A few weeks ago, I started thinking about how technology has altered the fabric of who we are and the fact that it's happening faster than before. Some of this has been related to good products and arguably more of this has been related to really good marketing. Some products are good and stand on their own merit, some lack merit and compensate through marketing. Some are good and have good marketing, and so we go.
Who we are is largely communicated with what we identify with - be it as an 'early adopter who is cool' or 'someone who has no time'.
We sometimes change who we are based on what we identify with - because we want to be something, or perceived to be something by others.
Sometimes, some of us (if not all) pretend to be something that we identify with. Financially successful, babe magnets, or people who drink lots of beer without getting DUIs and beer bellies. Thin, happy, what have you - we see something that we want to be identified with and we attempt to be that which we wish to be identified with.

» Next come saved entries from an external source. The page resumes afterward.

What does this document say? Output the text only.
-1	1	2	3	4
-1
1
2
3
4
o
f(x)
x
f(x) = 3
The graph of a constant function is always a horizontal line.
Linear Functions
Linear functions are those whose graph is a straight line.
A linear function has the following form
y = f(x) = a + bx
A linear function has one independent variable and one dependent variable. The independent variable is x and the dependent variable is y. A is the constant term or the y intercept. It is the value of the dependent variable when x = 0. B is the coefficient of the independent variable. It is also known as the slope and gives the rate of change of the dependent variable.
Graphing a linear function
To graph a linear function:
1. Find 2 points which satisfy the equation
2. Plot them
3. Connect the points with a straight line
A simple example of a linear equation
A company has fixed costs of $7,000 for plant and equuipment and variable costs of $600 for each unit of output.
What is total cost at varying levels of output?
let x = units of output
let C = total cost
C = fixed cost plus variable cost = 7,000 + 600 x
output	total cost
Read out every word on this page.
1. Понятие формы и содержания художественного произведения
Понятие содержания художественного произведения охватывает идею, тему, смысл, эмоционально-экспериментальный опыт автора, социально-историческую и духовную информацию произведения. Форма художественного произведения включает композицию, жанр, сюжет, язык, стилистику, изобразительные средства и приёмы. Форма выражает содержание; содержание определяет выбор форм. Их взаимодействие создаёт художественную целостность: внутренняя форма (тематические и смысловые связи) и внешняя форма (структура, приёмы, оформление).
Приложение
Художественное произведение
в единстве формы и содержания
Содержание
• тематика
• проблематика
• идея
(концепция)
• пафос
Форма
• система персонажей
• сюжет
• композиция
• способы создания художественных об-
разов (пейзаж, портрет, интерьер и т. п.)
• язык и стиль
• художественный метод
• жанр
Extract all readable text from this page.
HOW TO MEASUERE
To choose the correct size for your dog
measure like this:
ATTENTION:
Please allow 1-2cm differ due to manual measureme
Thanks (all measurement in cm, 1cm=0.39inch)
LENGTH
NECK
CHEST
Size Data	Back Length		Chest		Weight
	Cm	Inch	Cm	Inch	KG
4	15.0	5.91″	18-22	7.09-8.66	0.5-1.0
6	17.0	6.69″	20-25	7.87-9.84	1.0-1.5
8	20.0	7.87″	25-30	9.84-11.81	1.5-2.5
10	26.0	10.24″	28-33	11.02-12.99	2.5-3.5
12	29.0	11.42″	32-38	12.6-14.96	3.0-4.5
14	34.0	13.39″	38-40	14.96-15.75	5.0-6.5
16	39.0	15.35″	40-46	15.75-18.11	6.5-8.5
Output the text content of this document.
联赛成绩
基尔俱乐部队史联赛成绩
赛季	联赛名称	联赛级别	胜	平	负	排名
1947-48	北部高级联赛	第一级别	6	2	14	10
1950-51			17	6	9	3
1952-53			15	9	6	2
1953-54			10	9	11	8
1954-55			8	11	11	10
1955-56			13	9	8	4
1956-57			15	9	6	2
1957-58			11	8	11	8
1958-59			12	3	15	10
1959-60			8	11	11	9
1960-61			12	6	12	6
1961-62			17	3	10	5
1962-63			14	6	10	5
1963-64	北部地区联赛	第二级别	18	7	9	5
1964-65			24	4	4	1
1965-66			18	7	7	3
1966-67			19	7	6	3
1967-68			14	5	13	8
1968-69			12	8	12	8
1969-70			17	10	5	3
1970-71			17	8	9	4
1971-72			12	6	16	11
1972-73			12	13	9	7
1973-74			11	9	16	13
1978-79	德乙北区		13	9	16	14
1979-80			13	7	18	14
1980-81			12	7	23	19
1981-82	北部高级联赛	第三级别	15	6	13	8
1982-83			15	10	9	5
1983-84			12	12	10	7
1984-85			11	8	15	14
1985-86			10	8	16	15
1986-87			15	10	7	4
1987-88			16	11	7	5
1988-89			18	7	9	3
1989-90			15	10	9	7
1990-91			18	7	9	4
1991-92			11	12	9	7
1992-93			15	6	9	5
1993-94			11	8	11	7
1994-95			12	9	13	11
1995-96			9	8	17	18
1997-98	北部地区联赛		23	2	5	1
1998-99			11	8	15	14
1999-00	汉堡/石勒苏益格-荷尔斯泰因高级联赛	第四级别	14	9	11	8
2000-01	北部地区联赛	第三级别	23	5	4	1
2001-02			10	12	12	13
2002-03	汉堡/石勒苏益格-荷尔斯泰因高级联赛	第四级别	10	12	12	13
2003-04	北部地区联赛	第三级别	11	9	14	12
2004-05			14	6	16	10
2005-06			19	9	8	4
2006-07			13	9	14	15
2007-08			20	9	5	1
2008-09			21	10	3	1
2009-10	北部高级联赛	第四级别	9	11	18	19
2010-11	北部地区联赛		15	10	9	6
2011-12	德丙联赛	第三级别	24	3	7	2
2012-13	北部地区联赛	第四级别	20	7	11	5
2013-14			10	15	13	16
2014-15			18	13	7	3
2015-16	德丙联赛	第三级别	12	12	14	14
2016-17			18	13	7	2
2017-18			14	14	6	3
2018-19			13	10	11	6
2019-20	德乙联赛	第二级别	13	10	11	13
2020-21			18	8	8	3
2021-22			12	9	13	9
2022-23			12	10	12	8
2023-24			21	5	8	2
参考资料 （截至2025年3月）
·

We also reject what we do not identify with. Some of us go the extra mile and make fun of what we do not identify with - Jon Stewart and Stephen Colbert are brilliant examples of people who get paid for making fun of what they don't identify with because a lot of other people don't identify with the same things. Plus they're funny and have good writers.
Lastly - and perhaps least - we identify with what we actually are, with the person we see in the mirror every morning without illusion if we see that person at all.
It used to be that newspapers, television and fast talking salesmen were the vectors for these issues of identity that affect us every day. Now it's a lot more than that - it's the bombardments from cable television where some have more channels than healthy hair follicles, where advertising for just about anything is being targeted more and more toward who we think we are. That happens because in marketing surveys, people answer about themselves rarely because of who they actually are but who they believe themselves to be. The difference can vary from nothing to extremely large depending on the person.
And now we have removed that issue with the history that websites track. If you take a moment and look in your browser history, you may be surprised to see yourself as many online marketers do.
The question now, gentle reader, is whether you really are what's in your browser history. Take a moment and look. Take a moment and look over your social media interactions. Who is that person?
I, for one, am not so defined.But somewhere there's a bunch of statistics that my identity swims in, maybe with yours, that someone thinks represents me in entirety. Isn't that peculiar?